As illustrated in Fig. 14.2, the lateral ventricles communicate with the third ventricle through the foramen of Monro while the third ventricle communicates with the fourth ventricle through the aqueduct of Sylvius . Any intraventricular obstruction or obstruction at the level of the foramen or the aqueduct may result in hydrocephalus. In the treatment of hydrocephalus, the primary objective is to drain excess CSF, relieve increased intracranial pressure, and prevent further neurological deterioration. In many cases, hydrocephalus resulting from mass lesions may be cured by resection of the lesion without the need to treat the resulting hydrocephalus. However, hydrocephalus resulting from other etiologies and those with a tumor who are inappropriate candidates for resection or do not resolve their hydrocephalus after tumor resection typically require treatment of hydrocephalus rather than the underlying cause [30].
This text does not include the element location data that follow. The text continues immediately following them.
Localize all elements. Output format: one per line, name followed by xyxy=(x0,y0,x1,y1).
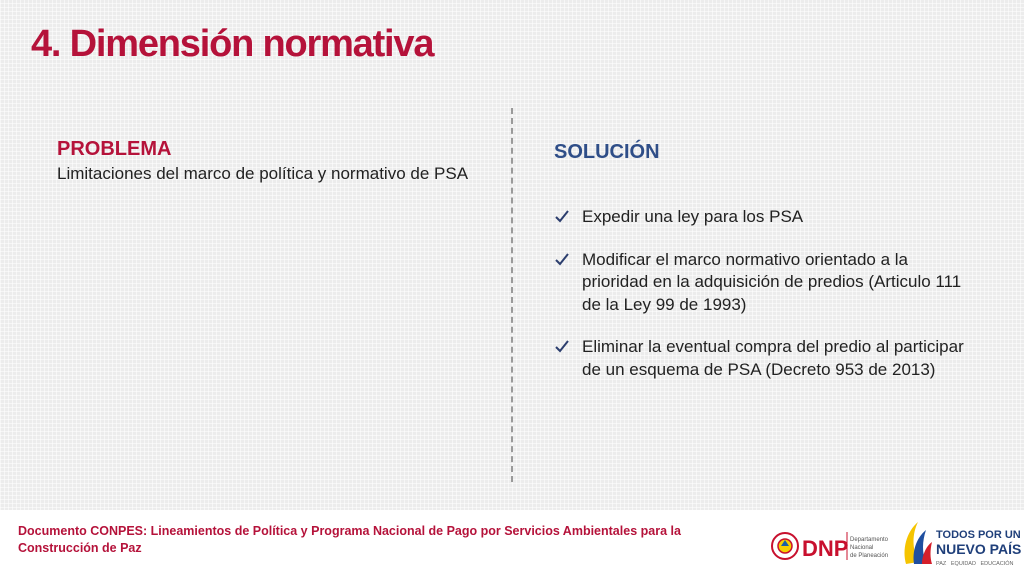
dnp-logo-acronym: DNP xyxy=(802,536,849,561)
solution-item xyxy=(554,249,974,317)
check-icon xyxy=(554,249,572,271)
solution-list xyxy=(554,206,974,401)
check-icon xyxy=(554,206,572,228)
footer-document-title: Documento CONPES: Lineamientos de Política y Programa Nacional de Pago por Servicios Ambientales para la Construcción de Paz xyxy=(18,524,681,555)
problem-heading: PROBLEMA xyxy=(57,138,172,160)
solution-item-text: Expedir una ley para los PSA xyxy=(582,207,804,226)
solution-section xyxy=(554,140,974,379)
column-divider xyxy=(511,108,513,482)
solution-item-text: Eliminar la eventual compra del predio al participar de un esquema de PSA (Decreto 953 de 2013) xyxy=(582,337,964,379)
problem-text: Limitaciones del marco de política y normativo de PSA xyxy=(57,164,469,183)
dnp-logo xyxy=(768,518,889,566)
todos-logo-line2: NUEVO PAÍS xyxy=(936,541,1022,557)
problem-section xyxy=(57,137,477,185)
dnp-logo-line2: Nacional xyxy=(850,545,874,551)
slide-title: 4. Dimensión normativa xyxy=(31,23,434,65)
todos-logo-line3: PAZ EQUIDAD EDUCACIÓN xyxy=(936,561,1014,567)
solution-item xyxy=(554,336,974,381)
todos-logo-line1: TODOS POR UN xyxy=(936,529,1021,541)
dnp-logo-line1: Departamento xyxy=(850,537,889,543)
todos-por-un-nuevo-pais-logo xyxy=(900,516,1022,570)
solution-item xyxy=(554,206,974,229)
check-icon xyxy=(554,336,572,358)
dnp-logo-line3: de Planeación xyxy=(850,553,889,559)
solution-item-text: Modificar el marco normativo orientado a la prioridad en la adquisición de predios (Articulo 111 de la Ley 99 de 1993) xyxy=(582,249,962,314)
solution-heading: SOLUCIÓN xyxy=(554,141,660,163)
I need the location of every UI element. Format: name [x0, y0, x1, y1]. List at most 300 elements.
Despite considerable advancements in hydrocephalus management, a main treatment remains cerebrospinal fluid shunting. The most frequently used type of shunt is the ventriculoperitoneal (VP) shunt . As illustrated in Fig. 14.3, a catheter is inserted into the lateral ventricle and connected to a one-way valve just outside the skull. This valve is then connected to a second catheter that is tunneled subcutaneously into the abdomen and placed into the peritoneal space. The body reabsorbs this fluid through the peritoneal lining. The one-way valve ensures both the direction and rate of CSF flow. Valves may be programmable (i.e., adjustable to different pressures) or non-programmable (set at a predetermined pressure).